Hypopressives are postural exercises that decrease intra-abdominal pressure, causing short, medium and long-term positive health effects at the postural, respiratory, vascular, metabolic and sexual level.
Hypopressives not only improve the muscles of the abdomen
The difference between a hypopressive and a classic abdominal is great, since the improvements that are achieved with hypopressives are more global. They are not only focused on the abdominal muscles.
The type of contraction that we look for in the abdominal and perineal muscles with hypopressives is, to a large extent, involuntary; so we achieve improvements in the basic tone of these muscles without thinking of contracting it.
Benefits of hypopressives:
— Serves as prevention of herniated discs, inguinals, umbilicals.
— In women to help prevent the descent of the pelvic organs.
— Reduces the abdominal perimeter
— Increases athletic performance.
— Prevents urinary incontinence.
— Improves sexual function.
— Improves posture.
— Regulates metabolic and oxidative factors.
— Increases and regulates vasculizing factors.
Hypopressive exercises are recommended in all types of people, since in the society in which we live with so much sedentary work, use of mobile phones and physical inactivity, it is necessary to reposition the body and make it strong in its natural position, with the spine well upright. Those postures with curved columns and forward heads, which are associated with so many pathologies and injuries, must be abandoned. This type of exercise is highly recommended for women who have been mothers, no matter how long it has been.
There is a population that is excluded from the practice of this technique: hypertensive people and pregnant women. However, patients with hypertension could work them with a physical therapist who specializes in hypopressive abdominal gymnastics.
There are three patterns: self-lengthening of the spine, activation of the serratus major muscle (scapular decoaptation), and anteposition of the axis (advancement of the center of gravity).
Self-lengthening is trying to grow as much as possible, make your spine stretch. Normally, when you ask someone for maximum self-lengthening, they tend to raise their forehead, and this would be wrong. It should grow from the crown of the head, leaving the chin inward (what we call “double chin”).

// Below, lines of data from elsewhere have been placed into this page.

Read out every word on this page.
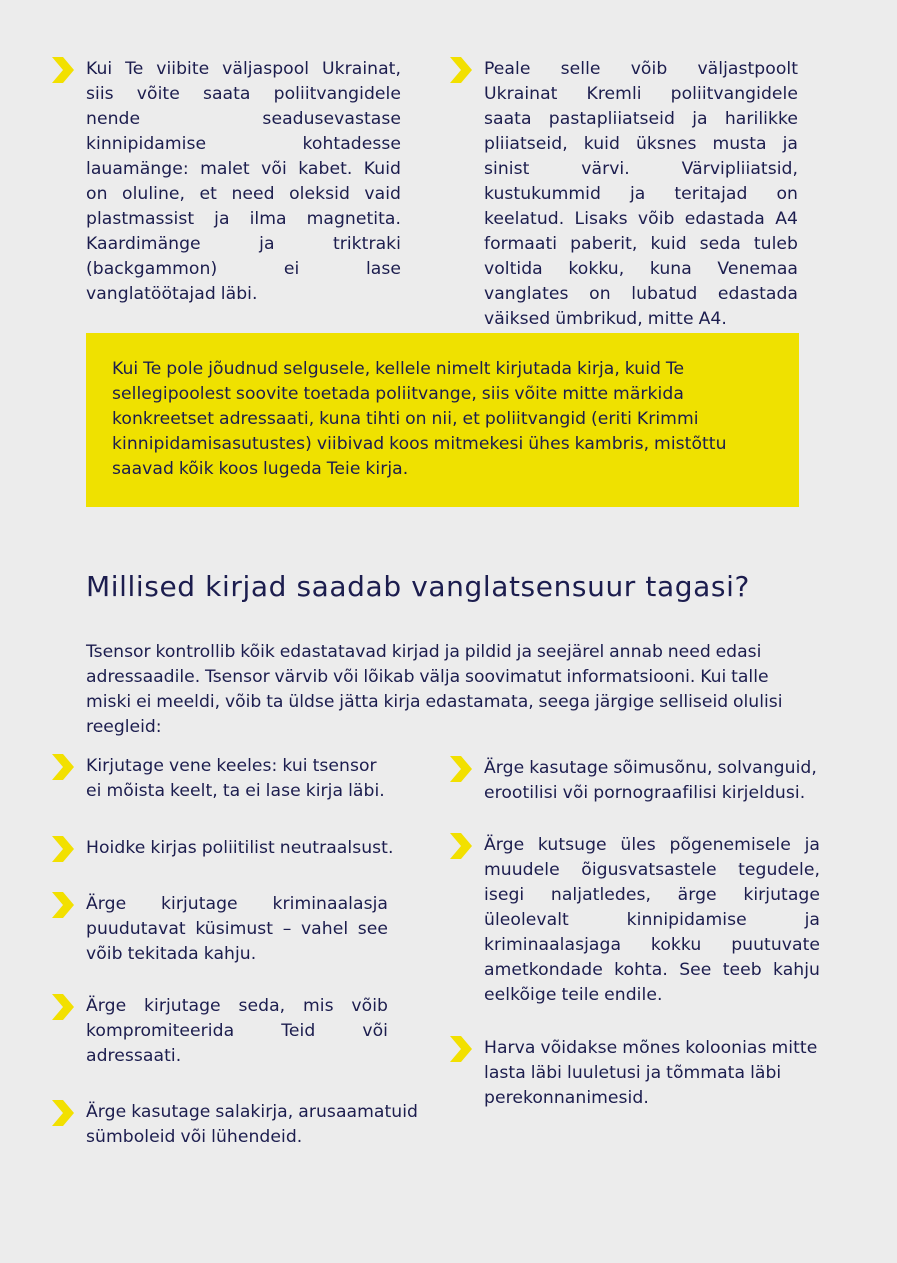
Kui Te viibite väljaspool Ukrainat, siis võite saata poliitvangidele nende seadusevastase kinnipidamise kohtadesse lauamänge: malet või kabet. Kuid on oluline, et need oleksid vaid plastmassist ja ilma magnetita. Kaardimänge ja triktraki (backgammon) ei lase vanglatöötajad läbi.
Peale selle võib väljastpoolt Ukrainat Kremli poliitvangidele saata pastapliiatseid ja harilikke pliiatseid, kuid üksnes musta ja sinist värvi. Värvipliiatsid, kustukummid ja teritajad on keelatud. Lisaks võib edastada A4 formaati paberit, kuid seda tuleb voltida kokku, kuna Venemaa vanglates on lubatud edastada väiksed ümbrikud, mitte A4.
Kui Te pole jõudnud selgusele, kellele nimelt kirjutada kirja, kuid Te sellegipoolest soovite toetada poliitvange, siis võite mitte märkida konkreetset adressaati, kuna tihti on nii, et poliitvangid (eriti Krimmi kinnipidamisasutustes) viibivad koos mitmekesi ühes kambris, mistõttu saavad kõik koos lugeda Teie kirja.
Millised kirjad saadab vanglatsensuur tagasi?
Tsensor kontrollib kõik edastatavad kirjad ja pildid ja seejärel annab need edasi adressaadile. Tsensor värvib või lõikab välja soovimatut informatsiooni. Kui talle miski ei meeldi, võib ta üldse jätta kirja edastamata, seega järgige selliseid olulisi reegleid:
Kirjutage vene keeles: kui tsensor ei mõista keelt, ta ei lase kirja läbi.
Hoidke kirjas poliitilist neutraalsust.
Ärge kirjutage kriminaalasja puudutavat küsimust – vahel see võib tekitada kahju.
Ärge kirjutage seda, mis võib kompromiteerida Teid või adressaati.
Ärge kasutage salakirja, arusaamatuid sümboleid või lühendeid.
Ärge kasutage sõimusõnu, solvanguid, erootilisi või pornograafilisi kirjeldusi.
Ärge kutsuge üles põgenemisele ja muudele õigusvatsastele tegudele, isegi naljatledes, ärge kirjutage üleolevalt kinnipidamise ja kriminaalasjaga kokku puutuvate ametkondade kohta. See teeb kahju eelkõige teile endile.
Harva võidakse mõnes koloonias mitte lasta läbi luuletusi ja tõmmata läbi perekonnanimesid.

Decoaptation of the shoulder means contracting the serratus major muscle, which runs from the inner edge of the scapula to the first ribs. The way we use to contract it is to try to separate the scapulae from the spine and try to bring the shoulders closer to the front. We look for the prefix of the axis. That is, trying to advance your center of gravity.
When you are standing, your center of gravity should fall between your feet. You have to bring it to the tips (Michael Jackson style), but without lifting your heels off the ground. When these guidelines are well carried out, we perform a respiratory apnea to enhance the effects, but this apnea is useless if the posture is incorrect. It is not a technique that can be learned by watching videos on the internet, although there are also many.
Common mistakes are:
Thinking about apnea without paying attention to posture, which is what generates the hypopressive effect. Associate respiratory apnea with a diaphragmatic aspiration (very marked opening of the ribs that generates a depression at the abdominal level), “since if performing this gesture, the tone of the pelvic floor and abdomen muscles is actually decreasing. This is totally the opposite of what we are looking for in the hypopressive technique.